日経ビジネス2007年10月1日号の特別企画2010年日中逆転という特集は非常に興味深かった。その中で、中国政府の政策ブレーンの一人、フー・アンガン氏のインタビューはさらに興味を引いた。
 彼によれば、「日本人の多くは、中国のGDPが、日本の大体6-7割の経済規模だと見てみます。私に言わせれば、コレはある種の錯覚です。(中略)購買力平価で換算した中国のGDPは1995年には日本を抜き、既に米国につぐ世界第2位になっています。2013-2015年には米国を追い抜く可能性があります。中国の経済学者が目下議論しているのは、いかに米国に追いつくかであって、日本に追いつくとではありません。」
 このコメントは日本人の感情的には認めたくない点かもしれない。しかし、日本が中国に抜かれたか、抜かれないかという点を議論するよりも、むしろ抜かれるのは時間の問題であり、むしろ日本人はこれからどうやって生きていくのか、を議論した方が懸命であろう。

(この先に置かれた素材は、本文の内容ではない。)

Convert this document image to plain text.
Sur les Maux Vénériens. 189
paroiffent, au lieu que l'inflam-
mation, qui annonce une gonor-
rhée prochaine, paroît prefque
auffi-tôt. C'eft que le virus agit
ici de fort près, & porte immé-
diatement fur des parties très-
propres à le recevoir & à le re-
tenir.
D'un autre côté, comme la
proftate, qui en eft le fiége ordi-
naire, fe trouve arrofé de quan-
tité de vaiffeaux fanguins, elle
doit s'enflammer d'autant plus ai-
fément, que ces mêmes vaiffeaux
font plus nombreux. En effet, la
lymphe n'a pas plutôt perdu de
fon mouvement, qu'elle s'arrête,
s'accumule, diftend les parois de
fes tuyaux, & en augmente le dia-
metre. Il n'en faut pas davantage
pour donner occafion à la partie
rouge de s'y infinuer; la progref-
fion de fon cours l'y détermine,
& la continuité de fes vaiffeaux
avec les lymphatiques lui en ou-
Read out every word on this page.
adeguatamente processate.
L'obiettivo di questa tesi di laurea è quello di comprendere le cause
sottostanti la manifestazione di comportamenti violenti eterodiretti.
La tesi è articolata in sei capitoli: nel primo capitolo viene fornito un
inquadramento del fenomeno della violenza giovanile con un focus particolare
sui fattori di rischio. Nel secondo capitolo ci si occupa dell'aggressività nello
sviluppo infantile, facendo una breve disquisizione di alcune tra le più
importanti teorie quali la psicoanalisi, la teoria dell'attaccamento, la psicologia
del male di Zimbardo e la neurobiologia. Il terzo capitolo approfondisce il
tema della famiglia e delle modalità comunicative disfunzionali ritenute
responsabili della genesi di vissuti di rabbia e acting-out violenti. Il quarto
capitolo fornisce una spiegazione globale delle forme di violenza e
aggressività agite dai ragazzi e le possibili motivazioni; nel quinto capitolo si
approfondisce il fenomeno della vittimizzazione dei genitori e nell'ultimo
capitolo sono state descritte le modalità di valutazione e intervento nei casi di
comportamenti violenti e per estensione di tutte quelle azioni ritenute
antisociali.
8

 フー氏が言うように世界の目は日本を通り抜け、その先の中国、インドを見ていることは変え難い事実である。事実をきちんと受け止め、その上で今後世界の政治・経済においてどのような役割を果たしていくかを政策として考えなければ、これから30-50年後の日本は誰も相手にしない国になってしまうかもしれないであろう。